Mauricio Scoton Igarasi
DATA DE PUBLICAÇÃO
The present trial aimed to evaluate the ensiling process of Tanzania grass (Panicum maximum, Jacq. cv. Tanzania), focusing on efficiency of forage chopping and harvesting, fermentation losses and nutritive value. A pull-type forage chopper was used for harvesting the winter and the following summer cuts in a commercial grass field. In both cuts (sub-plot), twelve treatments, with four replicates each, were assigned to a split plot experimental design, where main (plot) effects were combined into three factors: dry matter level (green chopped, wilted and pelleted citrus pulp -PCP added); particle size (small and large) and lactic acid bacteria (LAB, 1 million CFU. g -1 forage) inoculant, (w or w/o). Forage recovery was measured in the field by using 1x1 m quadrats. Silage fermentation losses were evaluated in 20L plastic buckets provided with Bunsen type valve and effluent absorbent substrate. Forage and silage samples were sieved in a Penn State Forage Separator for particle size measurements and analyzed for water activity (Aw), electrical conductivity (EC), DM, CP, NDF, ADF,EE, ash, N-NH3,, ADIN, NDIN, pH and buffering capacity (BC).
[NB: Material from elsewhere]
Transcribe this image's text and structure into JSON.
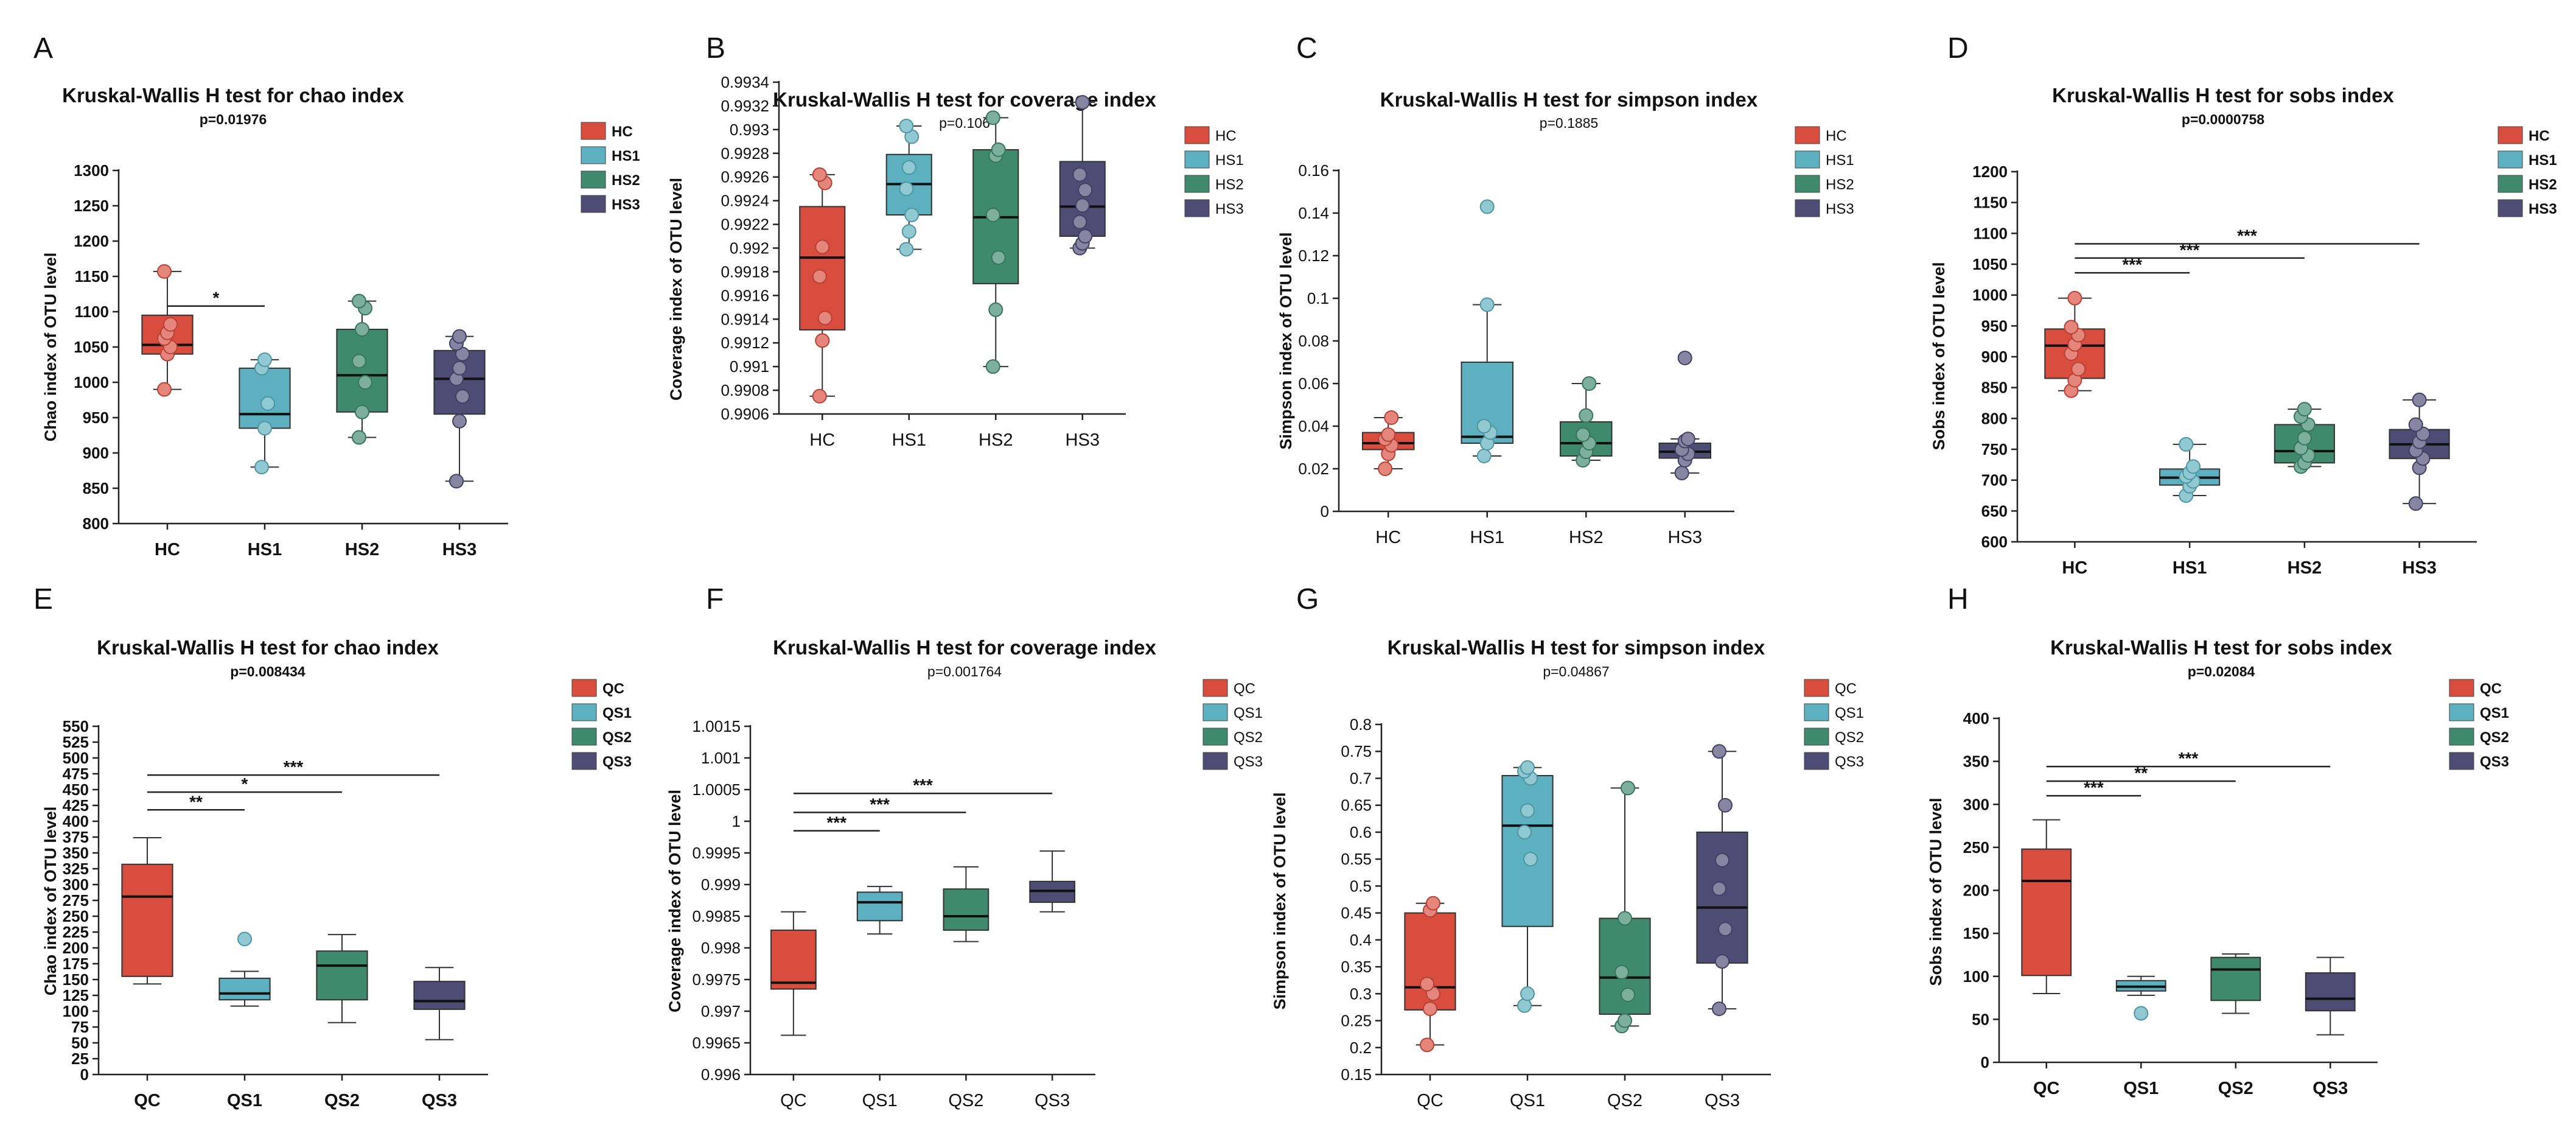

After the silos were unloaded, dry matter losses, recovery and aerobic stability were measured. The addition of PCP enhanced the fermentation parameters (lower pH, N-NH3, effluent and gases yield), dry matter and TDN recovery rates and the observed aerobic stability was offset by the improved fermentation profile. Wilting also improved fermentation parameters and aerobic stability, with no changes in silage pH, however, led to a poor TDN recovery rate as a result of increased chopping and harvesting losses. Smaller silage particle size determined increases in fresh and dry matter bulk densities, and lower pH levels, which were associated with better aerobic stability. Gases and effluent yields as well TDN recovery rate and cost, remained unchanged with particle size reduction even tough, higher N-NH3 levels and decreased dry matter recovery rates were observed. LAB inoculant resulted in higher forage TDN cost, mainly due to unchanged silage fermentation profile, except for lowered gases yield. In the summer cut, an improved Ta nzania grass ensiling process might be achieved either by lowering forage moisture content and/or reducing particle size. The machinery industry should play a major role in accomplishing the upgraded needs in forage choppers market.